Slot Attention (arXiv:2006.15055v2) — Report

PDF: Slot Attention - 2006.15055v2.pdf

Overview

Introduces Slot Attention, an iterative attention module that discovers a set of object-centric slots from dense perceptual features without supervision.
Each slot acts as a latent representing one scene entity; slots compete for features via attention with normalised competition and are updated through recurrent cross-attention and GRU refinement.
Demonstrates unsupervised object discovery and segmentation on CLEVR, Tetris, and other synthetic datasets, enabling downstream tasks that rely on discrete object representations.

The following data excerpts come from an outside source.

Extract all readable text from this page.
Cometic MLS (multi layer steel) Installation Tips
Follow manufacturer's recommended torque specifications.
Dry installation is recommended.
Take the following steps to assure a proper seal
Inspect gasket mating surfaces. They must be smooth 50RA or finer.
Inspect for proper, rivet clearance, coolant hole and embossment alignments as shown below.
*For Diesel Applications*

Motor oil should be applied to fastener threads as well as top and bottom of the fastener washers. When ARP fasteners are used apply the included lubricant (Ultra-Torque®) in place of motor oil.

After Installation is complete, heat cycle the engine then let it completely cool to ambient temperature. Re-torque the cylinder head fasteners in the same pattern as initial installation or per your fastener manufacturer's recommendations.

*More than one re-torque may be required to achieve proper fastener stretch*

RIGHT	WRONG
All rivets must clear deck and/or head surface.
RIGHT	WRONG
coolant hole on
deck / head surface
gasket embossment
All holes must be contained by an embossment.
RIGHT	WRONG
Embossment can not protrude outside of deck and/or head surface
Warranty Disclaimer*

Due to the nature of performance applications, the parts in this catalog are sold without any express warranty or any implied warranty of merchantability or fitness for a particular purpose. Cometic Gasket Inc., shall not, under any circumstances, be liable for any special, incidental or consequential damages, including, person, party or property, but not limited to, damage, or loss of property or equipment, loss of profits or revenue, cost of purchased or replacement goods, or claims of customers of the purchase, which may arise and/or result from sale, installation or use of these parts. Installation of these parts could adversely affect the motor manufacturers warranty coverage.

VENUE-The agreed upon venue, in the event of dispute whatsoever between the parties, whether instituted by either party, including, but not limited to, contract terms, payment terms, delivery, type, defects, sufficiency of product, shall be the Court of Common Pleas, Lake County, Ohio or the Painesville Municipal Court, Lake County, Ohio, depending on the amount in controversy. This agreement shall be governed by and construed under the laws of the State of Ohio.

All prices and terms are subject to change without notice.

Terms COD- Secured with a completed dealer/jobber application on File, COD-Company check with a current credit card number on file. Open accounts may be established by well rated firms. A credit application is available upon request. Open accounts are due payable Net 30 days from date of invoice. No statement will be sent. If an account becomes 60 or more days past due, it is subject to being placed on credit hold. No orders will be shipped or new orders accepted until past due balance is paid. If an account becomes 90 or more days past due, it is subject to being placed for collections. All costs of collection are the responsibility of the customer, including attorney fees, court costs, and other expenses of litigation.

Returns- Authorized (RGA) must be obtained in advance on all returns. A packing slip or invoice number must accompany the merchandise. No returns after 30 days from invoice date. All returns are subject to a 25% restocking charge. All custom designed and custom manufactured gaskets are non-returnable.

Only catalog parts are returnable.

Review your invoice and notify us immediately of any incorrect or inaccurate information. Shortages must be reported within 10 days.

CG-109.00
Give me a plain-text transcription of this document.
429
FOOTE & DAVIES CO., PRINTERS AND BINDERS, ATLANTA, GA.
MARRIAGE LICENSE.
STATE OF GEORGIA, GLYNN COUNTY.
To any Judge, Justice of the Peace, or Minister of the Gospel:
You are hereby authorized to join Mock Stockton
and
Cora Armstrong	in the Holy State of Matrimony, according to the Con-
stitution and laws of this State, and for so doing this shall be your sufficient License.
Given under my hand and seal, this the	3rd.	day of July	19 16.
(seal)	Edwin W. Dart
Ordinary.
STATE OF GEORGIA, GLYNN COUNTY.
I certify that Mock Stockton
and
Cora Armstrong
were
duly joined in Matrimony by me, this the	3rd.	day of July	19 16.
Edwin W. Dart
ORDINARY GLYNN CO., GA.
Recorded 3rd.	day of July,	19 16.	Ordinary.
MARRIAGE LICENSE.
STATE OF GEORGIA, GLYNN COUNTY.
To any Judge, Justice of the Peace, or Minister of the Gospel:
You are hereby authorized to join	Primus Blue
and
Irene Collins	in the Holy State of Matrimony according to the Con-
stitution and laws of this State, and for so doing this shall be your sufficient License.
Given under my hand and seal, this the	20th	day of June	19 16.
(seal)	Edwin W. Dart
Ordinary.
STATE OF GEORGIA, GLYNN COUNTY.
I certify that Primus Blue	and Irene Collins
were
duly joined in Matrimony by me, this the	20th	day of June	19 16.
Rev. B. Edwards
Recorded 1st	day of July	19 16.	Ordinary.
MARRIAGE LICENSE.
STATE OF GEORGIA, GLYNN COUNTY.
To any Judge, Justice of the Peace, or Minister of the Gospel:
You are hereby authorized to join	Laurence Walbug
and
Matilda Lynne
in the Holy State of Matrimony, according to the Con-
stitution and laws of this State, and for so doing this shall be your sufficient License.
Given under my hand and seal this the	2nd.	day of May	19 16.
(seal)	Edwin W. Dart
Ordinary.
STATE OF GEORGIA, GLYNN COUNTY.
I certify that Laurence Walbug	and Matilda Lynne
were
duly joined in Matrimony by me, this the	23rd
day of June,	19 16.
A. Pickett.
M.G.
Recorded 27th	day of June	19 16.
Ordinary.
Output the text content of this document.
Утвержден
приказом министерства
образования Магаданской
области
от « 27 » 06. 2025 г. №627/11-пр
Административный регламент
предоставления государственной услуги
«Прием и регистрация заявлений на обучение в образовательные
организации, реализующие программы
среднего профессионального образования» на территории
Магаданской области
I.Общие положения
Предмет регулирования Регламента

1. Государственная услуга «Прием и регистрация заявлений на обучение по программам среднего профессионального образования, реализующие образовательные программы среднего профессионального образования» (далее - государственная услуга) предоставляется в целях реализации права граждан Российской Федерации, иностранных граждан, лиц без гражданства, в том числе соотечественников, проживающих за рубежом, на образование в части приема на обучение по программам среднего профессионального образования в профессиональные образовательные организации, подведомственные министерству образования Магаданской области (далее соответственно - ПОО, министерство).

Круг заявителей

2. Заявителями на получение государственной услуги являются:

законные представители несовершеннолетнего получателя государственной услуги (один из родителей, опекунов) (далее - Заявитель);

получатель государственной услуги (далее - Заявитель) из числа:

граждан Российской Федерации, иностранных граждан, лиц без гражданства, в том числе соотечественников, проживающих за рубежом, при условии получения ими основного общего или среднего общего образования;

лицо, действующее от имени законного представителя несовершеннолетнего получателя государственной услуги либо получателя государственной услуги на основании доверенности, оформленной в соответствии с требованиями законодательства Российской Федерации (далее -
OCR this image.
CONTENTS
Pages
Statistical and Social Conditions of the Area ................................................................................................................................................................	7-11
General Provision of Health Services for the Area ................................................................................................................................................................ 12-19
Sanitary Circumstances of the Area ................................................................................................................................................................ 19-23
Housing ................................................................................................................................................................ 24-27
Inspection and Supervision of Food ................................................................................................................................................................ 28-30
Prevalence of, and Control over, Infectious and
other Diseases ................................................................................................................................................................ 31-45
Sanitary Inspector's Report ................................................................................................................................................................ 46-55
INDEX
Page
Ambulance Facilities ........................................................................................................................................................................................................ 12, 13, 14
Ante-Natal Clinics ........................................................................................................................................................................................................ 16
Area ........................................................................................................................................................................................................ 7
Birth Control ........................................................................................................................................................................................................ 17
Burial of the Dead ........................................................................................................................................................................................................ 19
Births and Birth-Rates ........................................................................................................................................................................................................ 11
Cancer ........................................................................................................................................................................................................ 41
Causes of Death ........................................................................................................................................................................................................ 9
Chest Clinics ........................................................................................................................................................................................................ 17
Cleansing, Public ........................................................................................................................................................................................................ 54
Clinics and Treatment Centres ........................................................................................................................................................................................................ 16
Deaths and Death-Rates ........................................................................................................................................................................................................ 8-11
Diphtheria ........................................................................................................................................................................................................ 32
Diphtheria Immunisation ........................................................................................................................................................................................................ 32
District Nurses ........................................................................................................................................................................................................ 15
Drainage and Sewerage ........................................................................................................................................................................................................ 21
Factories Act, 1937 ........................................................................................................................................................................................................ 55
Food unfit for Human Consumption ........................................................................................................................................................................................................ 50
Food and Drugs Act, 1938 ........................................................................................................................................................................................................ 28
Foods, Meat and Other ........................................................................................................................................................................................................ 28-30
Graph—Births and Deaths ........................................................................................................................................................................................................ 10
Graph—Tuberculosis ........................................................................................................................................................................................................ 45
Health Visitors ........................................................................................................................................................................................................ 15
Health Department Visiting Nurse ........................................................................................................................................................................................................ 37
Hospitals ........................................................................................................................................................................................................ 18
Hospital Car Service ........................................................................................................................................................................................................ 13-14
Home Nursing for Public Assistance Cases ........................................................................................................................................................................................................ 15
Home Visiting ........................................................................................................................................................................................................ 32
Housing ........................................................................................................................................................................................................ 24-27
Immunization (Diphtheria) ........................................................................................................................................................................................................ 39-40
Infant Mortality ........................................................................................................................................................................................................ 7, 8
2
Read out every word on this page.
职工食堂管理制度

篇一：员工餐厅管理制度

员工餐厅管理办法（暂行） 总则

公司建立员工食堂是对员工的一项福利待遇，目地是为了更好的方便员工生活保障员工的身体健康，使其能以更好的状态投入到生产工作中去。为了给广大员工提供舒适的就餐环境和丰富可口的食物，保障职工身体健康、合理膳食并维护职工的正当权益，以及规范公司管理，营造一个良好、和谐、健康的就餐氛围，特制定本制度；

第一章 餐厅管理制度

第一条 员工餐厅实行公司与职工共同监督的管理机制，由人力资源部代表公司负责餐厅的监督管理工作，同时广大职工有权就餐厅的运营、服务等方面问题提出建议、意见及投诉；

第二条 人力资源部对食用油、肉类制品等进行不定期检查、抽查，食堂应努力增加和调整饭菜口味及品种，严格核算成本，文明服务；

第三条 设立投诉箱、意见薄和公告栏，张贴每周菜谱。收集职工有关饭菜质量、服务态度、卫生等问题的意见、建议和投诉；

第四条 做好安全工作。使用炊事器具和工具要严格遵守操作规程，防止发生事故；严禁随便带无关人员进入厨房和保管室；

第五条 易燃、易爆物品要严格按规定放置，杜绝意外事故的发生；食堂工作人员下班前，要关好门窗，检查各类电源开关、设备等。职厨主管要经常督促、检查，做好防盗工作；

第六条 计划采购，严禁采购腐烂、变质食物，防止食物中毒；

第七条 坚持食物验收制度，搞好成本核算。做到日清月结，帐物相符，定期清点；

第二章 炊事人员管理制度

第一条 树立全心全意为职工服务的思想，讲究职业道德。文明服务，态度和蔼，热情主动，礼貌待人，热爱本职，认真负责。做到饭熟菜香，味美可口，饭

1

Slot initialisation: A fixed number of slots are randomly initialised with learned means and variances, providing symmetry breaking.
Attention-based assignment: An input-to-slot cross-attention step assigns feature vectors to slots using softmax-normalised slots (rather than features), ensuring slots compete for exclusive explanations.
Iterative updates: Slots are refined over multiple iterations using a GRU and MLP, integrating assigned features while preserving slot identity.
Permutation invariance: Losses treat slots as an unordered set, encouraging consistent object factoring across scenes.

Offers mechanisms for object-style partitioning, analogous to how MegaContext might decompose long histories into coherent spans or “objects.”
Slot competition resembles the Focus Allocator choosing which gist blocks to expand; iterative updates echo LensNet’s planned multi-step refinement.
Provides inspiration for metadata-enriched slots, where each gist spans a coherent semantic chunk tracked over time.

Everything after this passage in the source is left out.